Like any good baseball man, Ryne Sandberg doesn't look ahead. He said on Wednesday his focus is always on the game to be played that day or night.

But in 24 hours, the next game will be at one of baseball's cathedrals, a place he played 1,091 games.: Wrigley Field. After the Phillies wrap up a four-game series at Citi Field on Thursday afternoon, Sandberg, the interim Phils manager, will board a plane bound for Chicago.

On early Friday morning, he'll step back into Wrigley Field.

"I guess the first thing is I’ll probably check out my flag out there on the right-field pole," Sandberg said, referring to his "23" which is among the numbers retired by the Cubs.

Sandberg, of course, had a Hall of Fame career with the Cubs. He won an MVP award in 1984, one of two times in a six-year span he helped lead the Cubs into the postseason. 

But on Thursday, Sandberg recalled his first ever trip to Wrigley as a rookie with the Phillies in 1981, when he was teammates with Pete Rose, Mike Schmidt and Steve Carlton.

"Basically an All-Star team, an All-Star at every position," Sandberg said of the then-reigning World Champs. "I was in awe."

On Sept. 27, in the third game of the Phils-Cubs series at Wrigley and the second game of a doubleheader, Sandberg entered the sixth inning with the Phillies trailing 13-0. He played shortstop.

With two outs in the eighth, Sandberg singled to right field off Mike Krukow for his first major league hit. 

Sandberg still has the bat and the ball today. He borrowed the bat from Larry Bowa, who he would eventually be traded with from the Phillies to the Cubs in one of the most forgettable deals in Philadelphia sports history.

"My bats hadn’t arrived yet from my order so I didn’t have any bats," Sandberg remembered of that day. "I was using a Marty Bystrom bat in batting practice and choking up on it a little bit. It was a big, ol’ bat to bunt with—a pitcher’s bat—so I was choking up and taking BP with that.

"I asked Larry Bowa if he had any extra bats I could use in the game so he loaned me a bat and I got my first hit with a Larry Bowa bat. Even today I still have the bat and the ball. It was a flair to right field slightly off the end of the bat and the Rawlings writing on the ball came off on the bat. So I have the ball and the bat and there’s no writing on the ball. It’s all on the bat.

"It was like a bottle bat with no knob. It was totally not my bat. But it was a bat."

Sandberg also remembers the storied ballpark being a bit... dead. The Cubs were out of contention and the Phillies were gearing up for the playoffs after already clinching a spot in a strike-shortened season.

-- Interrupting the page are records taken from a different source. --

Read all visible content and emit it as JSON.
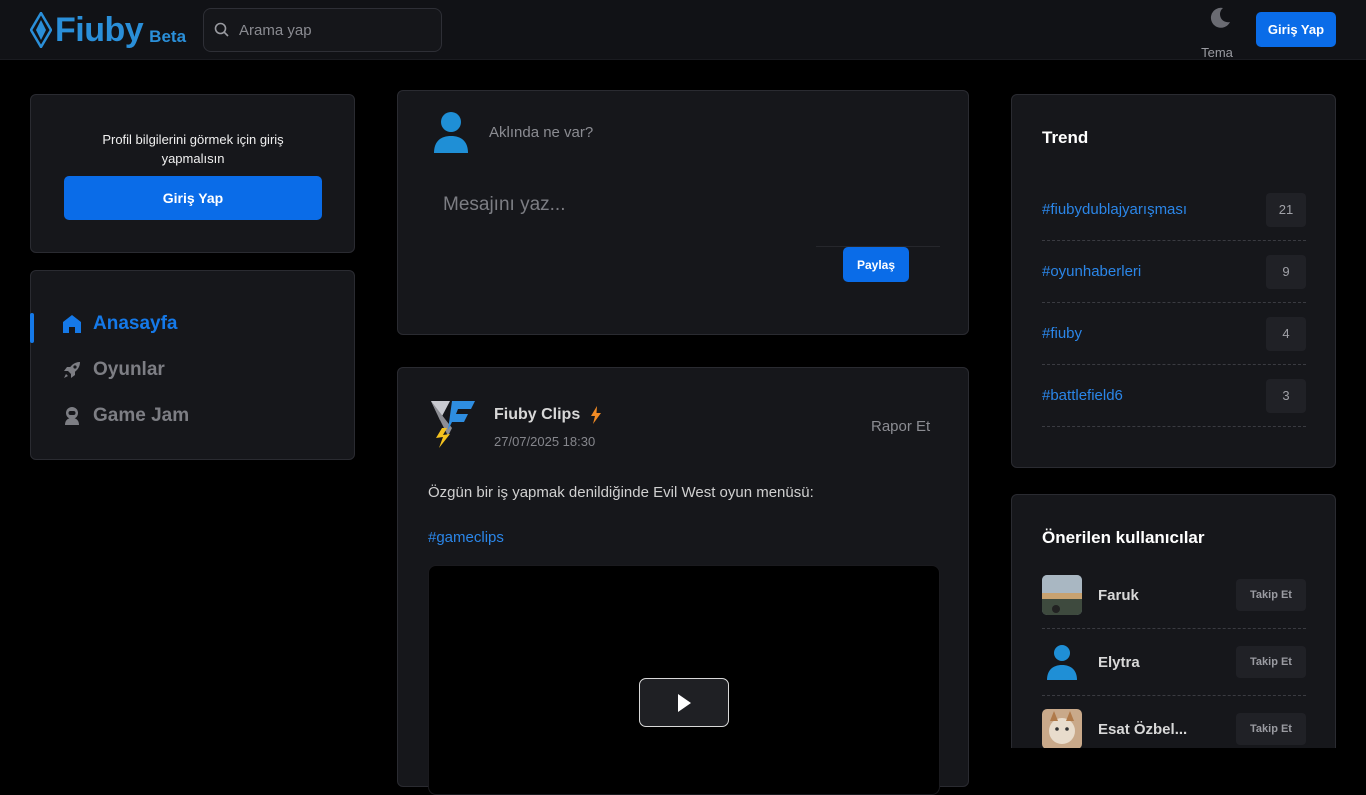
{
  "header": {
    "logo_text": "Fiuby",
    "logo_badge": "Beta",
    "search_placeholder": "Arama yap",
    "theme_label": "Tema",
    "login_label": "Giriş Yap",
    "accent_color": "#0a6ce8"
  },
  "profile": {
    "message": "Profil bilgilerini görmek için giriş yapmalısın",
    "login_label": "Giriş Yap"
  },
  "nav": {
    "items": [
      {
        "label": "Anasayfa",
        "icon": "home-icon",
        "active": true
      },
      {
        "label": "Oyunlar",
        "icon": "rocket-icon",
        "active": false
      },
      {
        "label": "Game Jam",
        "icon": "astronaut-icon",
        "active": false
      }
    ]
  },
  "composer": {
    "prompt": "Aklında ne var?",
    "placeholder": "Mesajını yaz...",
    "share_label": "Paylaş"
  },
  "post": {
    "author": "Fiuby Clips",
    "date": "27/07/2025 18:30",
    "report_label": "Rapor Et",
    "text": "Özgün bir iş yapmak denildiğinde Evil West oyun menüsü:",
    "hashtag": "#gameclips"
  },
  "trend": {
    "title": "Trend",
    "items": [
      {
        "tag": "#fiubydublajyarışması",
        "count": "21"
      },
      {
        "tag": "#oyunhaberleri",
        "count": "9"
      },
      {
        "tag": "#fiuby",
        "count": "4"
      },
      {
        "tag": "#battlefield6",
        "count": "3"
      },
      {
        "tag": "",
        "count": ""
      }
    ]
  },
  "suggested": {
    "title": "Önerilen kullanıcılar",
    "follow_label": "Takip Et",
    "users": [
      {
        "name": "Faruk",
        "avatar": "landscape-photo"
      },
      {
        "name": "Elytra",
        "avatar": "default-user-icon"
      },
      {
        "name": "Esat Özbel...",
        "avatar": "cat-photo"
      }
    ]
  }
}
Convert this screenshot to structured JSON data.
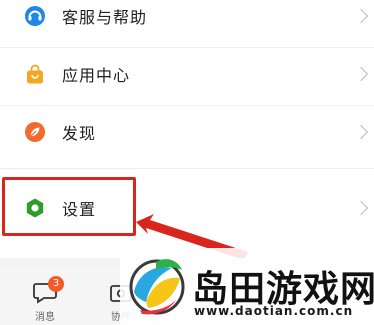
{
  "menu": {
    "items": [
      {
        "label": "客服与帮助",
        "icon": "headset-icon",
        "color": "#1e88e5"
      },
      {
        "label": "应用中心",
        "icon": "shopping-bag-icon",
        "color": "#f5a623"
      },
      {
        "label": "发现",
        "icon": "compass-leaf-icon",
        "color": "#f26b2c"
      },
      {
        "label": "设置",
        "icon": "gear-icon",
        "color": "#2e9b2a"
      }
    ]
  },
  "tabbar": {
    "messages": {
      "label": "消息",
      "badge": "3"
    },
    "collab": {
      "label": "协作"
    }
  },
  "watermark": {
    "title": "岛田游戏网",
    "url": "www.daotian.com.cn"
  },
  "colors": {
    "highlight": "#d9261c",
    "arrow": "#d9261c"
  }
}
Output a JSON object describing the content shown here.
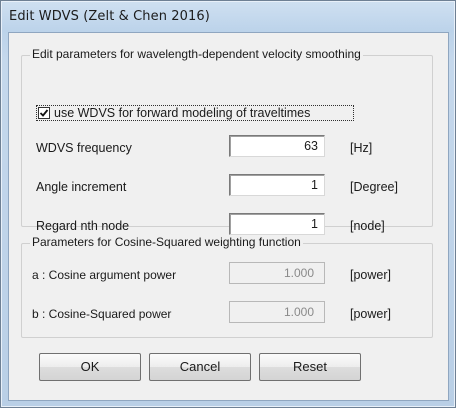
{
  "window": {
    "title": "Edit WDVS (Zelt & Chen 2016)"
  },
  "group1": {
    "title": "Edit parameters for wavelength-dependent velocity smoothing",
    "checkbox": {
      "label": "use WDVS for forward modeling of traveltimes",
      "checked": true
    },
    "rows": [
      {
        "label": "WDVS frequency",
        "value": "63",
        "unit": "[Hz]"
      },
      {
        "label": "Angle increment",
        "value": "1",
        "unit": "[Degree]"
      },
      {
        "label": "Regard nth node",
        "value": "1",
        "unit": "[node]"
      }
    ]
  },
  "group2": {
    "title": "Parameters for Cosine-Squared weighting function",
    "rows": [
      {
        "label": "a : Cosine argument power",
        "value": "1.000",
        "unit": "[power]"
      },
      {
        "label": "b : Cosine-Squared power",
        "value": "1.000",
        "unit": "[power]"
      }
    ]
  },
  "buttons": {
    "ok": "OK",
    "cancel": "Cancel",
    "reset": "Reset"
  }
}
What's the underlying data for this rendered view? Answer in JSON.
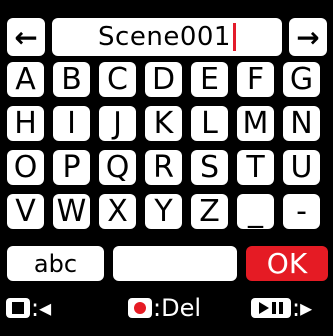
{
  "header": {
    "left_arrow": "←",
    "right_arrow": "→",
    "field_value": "Scene001"
  },
  "keys": {
    "row1": [
      "A",
      "B",
      "C",
      "D",
      "E",
      "F",
      "G"
    ],
    "row2": [
      "H",
      "I",
      "J",
      "K",
      "L",
      "M",
      "N"
    ],
    "row3": [
      "O",
      "P",
      "Q",
      "R",
      "S",
      "T",
      "U"
    ],
    "row4": [
      "V",
      "W",
      "X",
      "Y",
      "Z",
      "_",
      "-"
    ]
  },
  "bottom": {
    "abc_label": "abc",
    "ok_label": "OK"
  },
  "footer": {
    "stop_action": ":◂",
    "rec_action": ":Del",
    "play_action": ":▸"
  },
  "colors": {
    "accent": "#E51B24",
    "cursor": "#E31B2A",
    "key_bg": "#FFFFFF",
    "screen_bg": "#000000"
  }
}
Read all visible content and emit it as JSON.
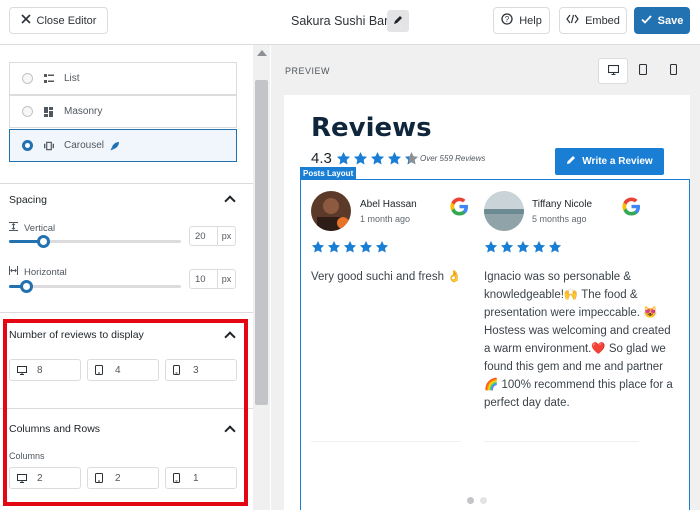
{
  "topbar": {
    "close_label": "Close Editor",
    "site_title": "Sakura Sushi Bar",
    "help_label": "Help",
    "embed_label": "Embed",
    "save_label": "Save"
  },
  "sidebar": {
    "layouts": [
      {
        "label": "List",
        "selected": false,
        "icon": "list-icon"
      },
      {
        "label": "Masonry",
        "selected": false,
        "icon": "masonry-icon"
      },
      {
        "label": "Carousel",
        "selected": true,
        "icon": "carousel-icon"
      }
    ],
    "spacing": {
      "title": "Spacing",
      "vertical_label": "Vertical",
      "vertical_value": "20",
      "horizontal_label": "Horizontal",
      "horizontal_value": "10",
      "unit": "px"
    },
    "num_reviews": {
      "title": "Number of reviews to display",
      "desktop": "8",
      "tablet": "4",
      "mobile": "3"
    },
    "columns_rows": {
      "title": "Columns and Rows",
      "columns_label": "Columns",
      "desktop": "2",
      "tablet": "2",
      "mobile": "1"
    }
  },
  "preview": {
    "label": "PREVIEW",
    "heading": "Reviews",
    "rating": "4.3",
    "rating_stars": 4.3,
    "over_text": "Over 559 Reviews",
    "write_review_label": "Write a Review",
    "posts_tag": "Posts Layout",
    "reviews": [
      {
        "name": "Abel Hassan",
        "time": "1 month ago",
        "stars": 5,
        "text": "Very good suchi and fresh 👌"
      },
      {
        "name": "Tiffany Nicole",
        "time": "5 months ago",
        "stars": 5,
        "text": "Ignacio was so personable & knowledgeable!🙌 The food & presentation were impeccable. 😻 Hostess was welcoming and created a warm environment.❤️ So glad we found this gem and me and partner 🌈 100% recommend this place for a perfect day date."
      }
    ]
  },
  "colors": {
    "accent": "#2271b1",
    "star": "#1a7fd4",
    "highlight_box": "#e30613"
  }
}
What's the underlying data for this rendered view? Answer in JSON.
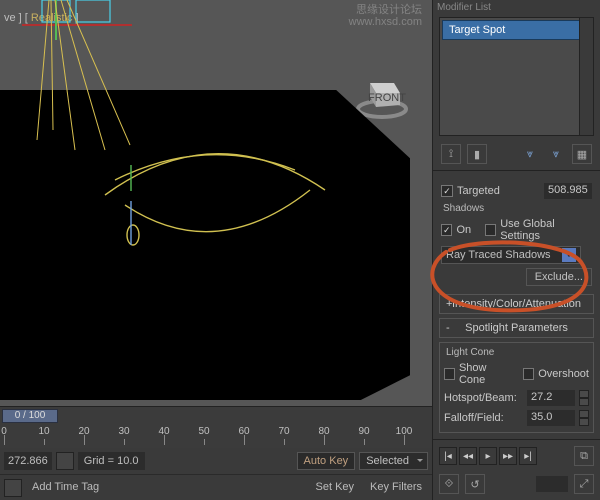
{
  "watermark": {
    "line1": "思缘设计论坛",
    "line2": "www.hxsd.com"
  },
  "viewport": {
    "label_prefix": "ve ] [ ",
    "label_mode": "Realistic",
    "label_suffix": " ]",
    "gizmo_front": "FRONT"
  },
  "timeline": {
    "marker": "0 / 100",
    "ticks": [
      0,
      10,
      20,
      30,
      40,
      50,
      60,
      70,
      80,
      90,
      100
    ]
  },
  "statusbar": {
    "coord": "272.866",
    "grid": "Grid = 10.0",
    "add_time_tag": "Add Time Tag",
    "autokey": "Auto Key",
    "selected": "Selected",
    "set_key": "Set Key",
    "key_filters": "Key Filters"
  },
  "modifier": {
    "label": "Modifier List",
    "selected": "Target Spot"
  },
  "toolbar_icons": [
    "pin-icon",
    "bar-icon",
    "fork1-icon",
    "fork2-icon",
    "grid-icon"
  ],
  "general": {
    "targeted_label": "Targeted",
    "targeted_value": "508.985",
    "shadows_label": "Shadows",
    "on_label": "On",
    "use_global_label": "Use Global Settings",
    "shadow_type": "Ray Traced Shadows",
    "exclude": "Exclude..."
  },
  "rollouts": {
    "intensity": "Intensity/Color/Attenuation",
    "spotlight": "Spotlight Parameters"
  },
  "lightcone": {
    "group": "Light Cone",
    "show_cone": "Show Cone",
    "overshoot": "Overshoot",
    "hotspot_label": "Hotspot/Beam:",
    "hotspot_value": "27.2",
    "falloff_label": "Falloff/Field:",
    "falloff_value": "35.0"
  }
}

"I bet there were 10-to-12 thousand people there," Sandberg said. "The ballpark of course was small. I said, 'Wow, this is a major league ballpark?' And that was also my first thought when I was traded over there. Oh, you gotta be kidding me, not there, there’s 10,000 people there. Which all changed pretty much in ’84, which was 3 years into my career."

On Friday, Sandberg will be back in a Phillies uniform at Wrigley Field for the first time since that day. He may get the loudest ovation in Wrigley history for an opposing manager.

"We’ll all see," Sandberg said. "We’ll see what happens. I’m not (banking on it). You never know. We’ll see."